Hakuba, home of the 1998 Winter Olympics is a world-famous town among skiers and snowboarders, with tens of thousands coming annually for some of the softest, and most guaranteed, snow in Japan. Besides the winter sports, there are numerous other outdoor activities that makes Japan a wonderful winter holiday destination. This is also the home of a 100% natural craft beer in Japan – More on this local all-natural brew in a moment.
The Kita-alps are perfect for hiking; either on a three-hour hike up Happo-one, a full-day hike up Karamatsu, to longer three-day hikes across the mountain range. On top of this, it’s possible to do mountain biking around the area, and also tree climbing.
Perhaps you’re looking for something more sedate. Hakuba can also accommodate that with some lake canoeing, picnics, or firefly hunting around Lake Aoki; one of the most picturesque places in Japan. In spring, the area is awash with sakura (cherry blossoms). In summer, the greenery sets off nicely against the lake teeming with life. In autumn, the changing of the leaves brings tourists from across Japan to the area.
If those options sounds tame for the thrill seekers among you, then you can also enjoy canyoning in the Kamoshika canyon down 15-metre waterfalls, or the larger Nagiso canyon. Rafting along the Himekawa is also possible from the time when the snow begins to melt into the river through mid-July, and sometimes into early August.
With all of the activities on offer, you might get a bit thirsty and in need of something cold and crisp to drink. The natural craft beer in Japan is the recommended remedy. If you’ve been looking for craft beer in the area, choices in the past have been spartan to say the least. With Daisekkei, Japan’s largest all-year round snow glacier providing some of the cleanest water in the country, Hakuba Brewing Company has managed to fill a niche in the market for beer fans coming to visit.
Hakuba Brewing Company has its roots in the UK, with Dan Cockburn, the head brewer, starting out as many other beer enthusiasts do with a homebrew kit and making beers he liked. When the Tohoku Earthquake struck in 2011, Dan’s loyalty to Japan brought him back to the Hakuba area. With fellow Dan Bacon, they agreed to start a brewery, and also a taproom for Hakuba Brewing Company, located in Hakuba village, while also supplying hotels and bars in the area with their beers. Dan wanted to create beers that not just both the Dans would like, but other people as well.
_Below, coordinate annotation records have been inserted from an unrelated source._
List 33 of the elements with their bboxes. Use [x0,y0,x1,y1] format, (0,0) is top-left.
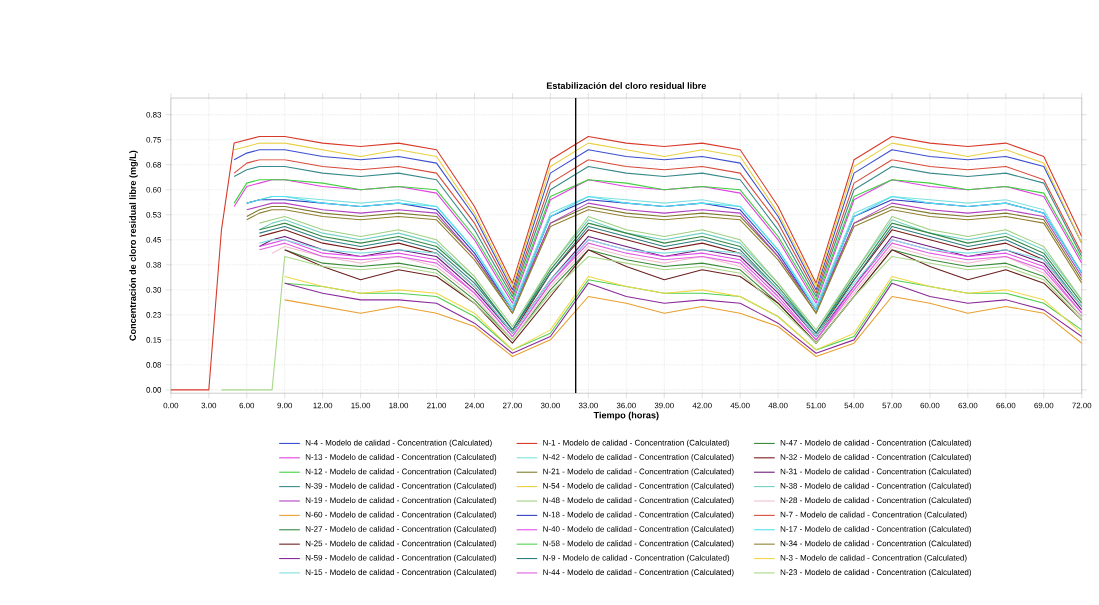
legend-label: N-1 - Modelo de calidad - Concentration (Calculated) [543,439,730,448]
legend-label: N-25 - Modelo de calidad - Concentration (Calculated) [305,540,497,548]
legend-label: N-59 - Modelo de calidad - Concentration (Calculated) [305,554,497,563]
legend-label: N-7 - Modelo de calidad - Concentration (Calculated) [780,511,967,520]
chart-title: Estabilización del cloro residual libre [546,82,706,90]
legend-label: N-32 - Modelo de calidad - Concentration (Calculated) [780,454,972,462]
legend-label: N-21 - Modelo de calidad - Concentration (Calculated) [543,468,734,476]
legend-label: N-23 - Modelo de calidad - Concentration (Calculated) [780,569,972,577]
legend-label: N-13 - Modelo de calidad - Concentration (Calculated) [305,454,497,462]
legend-label: N-39 - Modelo de calidad - Concentration (Calculated) [305,482,497,491]
legend-label: N-34 - Modelo de calidad - Concentration (Calculated) [780,540,972,548]
legend-label: N-47 - Modelo de calidad - Concentration (Calculated) [780,439,972,448]
legend-label: N-18 - Modelo de calidad - Concentration (Calculated) [543,511,734,520]
legend-label: N-44 - Modelo de calidad - Concentration (Calculated) [543,569,734,577]
legend-label: N-27 - Modelo de calidad - Concentration (Calculated) [305,526,497,534]
legend-label: N-28 - Modelo de calidad - Concentration (Calculated) [780,497,972,505]
legend-label: N-42 - Modelo de calidad - Concentration (Calculated) [543,454,734,462]
legend-label: N-9 - Modelo de calidad - Concentration (Calculated) [543,554,730,563]
legend-label: N-38 - Modelo de calidad - Concentration (Calculated) [780,482,972,491]
y-axis-title: Concentración de cloro residual libre (mg/L) [129,150,138,341]
legend-label: N-17 - Modelo de calidad - Concentration (Calculated) [780,526,972,534]
legend-label: N-40 - Modelo de calidad - Concentration (Calculated) [543,526,734,534]
legend-label: N-54 - Modelo de calidad - Concentration (Calculated) [543,482,734,491]
legend-label: N-31 - Modelo de calidad - Concentration (Calculated) [780,468,972,476]
legend-label: N-58 - Modelo de calidad - Concentration (Calculated) [543,540,734,548]
legend-label: N-60 - Modelo de calidad - Concentration (Calculated) [305,511,497,520]
legend-label: N-48 - Modelo de calidad - Concentration (Calculated) [543,497,734,505]
legend-label: N-4 - Modelo de calidad - Concentration (Calculated) [305,439,492,448]
x-axis-title: Tiempo (horas) [593,411,659,421]
legend-label: N-19 - Modelo de calidad - Concentration (Calculated) [305,497,497,505]
legend-label: N-15 - Modelo de calidad - Concentration (Calculated) [305,569,497,577]
legend-label: N-12 - Modelo de calidad - Concentration (Calculated) [305,468,497,476]
legend-label: N-3 - Modelo de calidad - Concentration (Calculated) [780,554,967,563]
Hakuba’s beer is 100% natural. In keeping with the pure water and the environment, the water used in the brewing process is drawn in from groundwater, which in turn is supplied from the mountain snow and glaciers. The water itself is naturally low in minerals and carbonates, very different from the water you would find in the major conurbations in Japan. It’s considered to be some of the purest water in Japan and up until 20 years ago, the local water company didn’t add any chlorine to it for consumer drinking. Even now, the water used by Hakuba Brewing Company contains no additional chemicals or minerals, such as calcium or magnesium, thus classifying it as soft water.
Hakuba isn’t known for its malts and hops, and as a result, Hakuba Brewing Company sources them from overseas. The malts are imported from Norwich, UK from the highly regarded Crisp Malting Company. The hops come from the USA, with Simcoe, Amarillo, and Cascade among some of the hops that they use. With the four main ingredients of malt, hops, water, and yeast, there are no chemicals added and no finings of any kind, so the beer is also suitable for vegetarians and vegans alike. As a result, all of the beers are natural unfiltered both on tap and in bottles. Moreover, to ensure the environmental impact of the production process is kept to a minimum, carbon dioxide produced during the fermentation process is collected and used for carbonation of the bottled beers. Making the brewery even more efficient is their unique method of energy generation – hydropower. At the time of writing, Hakuba Brewing Company is the only brewery in Japan to be 100% emission free.
Two of the beers so far, the Hakuba Pale Ale and Hakuba Black, are both available online at Onshu Saketen, the online distributor for their beers. At the time of writing, Hakuba Brewing Company has also produced an IPA that is also available in bottles or at the taproom located in Hakuba. If you fancy drinking the beers at the Hakuba Brew Pub, the taproom can seat over 100 people, with great views over the Hakuba Iwatake ski field. All of the ingredients for the food are sourced domestically and all meals are freshly made in the kitchen, catering for both non-vegetarians and vegetarians alike.
Hakuba Brewing Company makes 500L batches of beer, making it a nanobrewery. Though they may be small in comparison to the large breweries, with so much on offer, when are you going to make the trip to the Alps to enjoy a refreshing natural craft beer in Japan?